El Espíritu Santo se manifiesta en nuestro carácter y en la posesión de los dones del Espíritu. Transforma nuestro carácter con los cuatro frutos propios de él; amor, alegría, paz, paciencia, gentileza, bondad, fidelidad y propio control.
Sus dones son nueve, entre ellos está la capacidad de consejo, ciencia, poder de hacer milagros, discernimiento, don de lenguas, de inteligencia, magnanimidad, don de profecía. El don es un regalo inmerecido. La salvación es un don. Para recibirlo hay que creer.
En la Biblia, el libro de los Proverbios dice: Es de sabios hablar poco y de inteligentes mantener la calma. Hasta el necio pasa por sabio e inteligente cuando se calla y guarda silencio.
El filósofo Alejandro Llano escribe: Una buena formación del carácter es aquella que consiste en que llegue a gustarme lo bueno y a desagradarme lo malo. Porque entonces será señal de que mi libertad está dejando poso en mi propio cuerpo (La vida lograda).
El carácter, o la falta de él, determina gran parte de nuestro futuro.
Don Álvaro del Portillo escribe: “No permitáis, ante las flaquezas de los demás, que se endurezca ese corazón grande que os ha otorgado el Señor. No os canséis de perdonar y de amar. Aprended a querer queriendo” (carta de marzo de 1992, n. 40 in fine).
En la medida en que nos sabemos hijos queridos de Dios, queremos a los demás, porque la filiación divina lleva consigo la fraternidad en Cristo.
A veces pensamos, ¿por qué no sé amar más?, o ¿por qué esta persona no acaba de entender la fraternidad? Porque quizás se sabe hijo de Dios, pero no vive bien esa filiación divina. Saber querer no es una cualidad de temperamento, sino de virtud: de la virtud teologal de la caridad.

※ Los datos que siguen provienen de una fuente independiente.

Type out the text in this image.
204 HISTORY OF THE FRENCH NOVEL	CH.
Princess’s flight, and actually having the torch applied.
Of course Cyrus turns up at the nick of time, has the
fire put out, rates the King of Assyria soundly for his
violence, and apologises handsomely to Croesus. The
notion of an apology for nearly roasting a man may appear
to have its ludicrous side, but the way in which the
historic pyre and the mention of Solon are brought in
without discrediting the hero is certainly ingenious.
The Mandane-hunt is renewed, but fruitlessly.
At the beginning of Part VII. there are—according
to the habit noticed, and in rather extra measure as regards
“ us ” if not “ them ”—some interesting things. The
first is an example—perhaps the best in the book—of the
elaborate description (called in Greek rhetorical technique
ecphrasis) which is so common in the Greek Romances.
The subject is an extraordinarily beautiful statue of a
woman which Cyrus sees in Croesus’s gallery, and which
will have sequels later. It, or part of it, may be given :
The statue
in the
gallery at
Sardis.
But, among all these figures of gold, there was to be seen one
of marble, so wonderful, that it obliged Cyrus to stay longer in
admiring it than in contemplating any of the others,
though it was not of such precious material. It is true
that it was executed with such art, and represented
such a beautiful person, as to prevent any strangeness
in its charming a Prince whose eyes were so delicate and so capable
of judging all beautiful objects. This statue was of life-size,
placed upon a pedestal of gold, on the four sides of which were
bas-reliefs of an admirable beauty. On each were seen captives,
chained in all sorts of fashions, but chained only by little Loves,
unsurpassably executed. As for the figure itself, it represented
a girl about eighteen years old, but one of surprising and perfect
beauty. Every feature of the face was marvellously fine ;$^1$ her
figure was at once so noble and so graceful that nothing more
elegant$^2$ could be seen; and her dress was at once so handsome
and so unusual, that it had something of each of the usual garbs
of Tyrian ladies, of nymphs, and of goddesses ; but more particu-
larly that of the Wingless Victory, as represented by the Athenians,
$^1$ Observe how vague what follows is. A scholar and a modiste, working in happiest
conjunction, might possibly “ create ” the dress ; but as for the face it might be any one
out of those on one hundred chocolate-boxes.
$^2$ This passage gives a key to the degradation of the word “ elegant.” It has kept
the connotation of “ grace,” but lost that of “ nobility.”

San Agustín da un consejo: si quieres conocer a una persona, no te fijes en lo que hace y dice; fíjate qué ama, qué desea. Lo que uno desea es lo que uno es. ¿A dónde se le va el corazón?… allí están sus amores.
“La única criatura en la tierra que Dios ha querido por sí misma”: el hombre (Gaudium et spes, 24). Ese amor singular no apunta solamente al ser humano como especie; el Señor ama por sí misma a cada persona, hasta tal punto de entregar a su Hijo Unigénito por su salvación (idea que nunca acabaremos de entender, sólo la Virgen lo entiende plenamente).
Ante el mal carácter podemos justificarnos y decir “yo soy así”. San Josemaría nos advertía: “No digas: “Es mi genio así…, son cosas de mi carácter”. Son cosas de tu falta de carácter.” (Camino, n. 4). Puede darse un apegamiento excesivo a nuestro carácter. Es importante revisar en qué detalles no queremos cambiar, y dialogarlo con el Señor.
Cuando una persona se deja guiar por la sensación de los sentidos, por las tendencias sensibles o por el sentimentalismo, decimos que tiene un carácter débil. Cuando decimos que alguien tiene mal carácter, nos referimos a que se deja llevar por la ira, por el capricho o por el “qué dirán”, que finge, y no se muestra como es. Se dejan llevar por impulsos sensibles, sin intervención alguna de la inteligencia.
El talento se educa en la calma, y el carácter en la tempestad, decía Goethe.
Podemos decirle a la Virgen: Gracias por acogernos, gracias por auxiliarnos constantemente, para que nuestra vida cotidiana, Señora y Madre nuestra, sea mejor. Tú que viviste siempre para Dios, haz que nosotros vivamos también para Dios y para Él sea hasta la última respiración.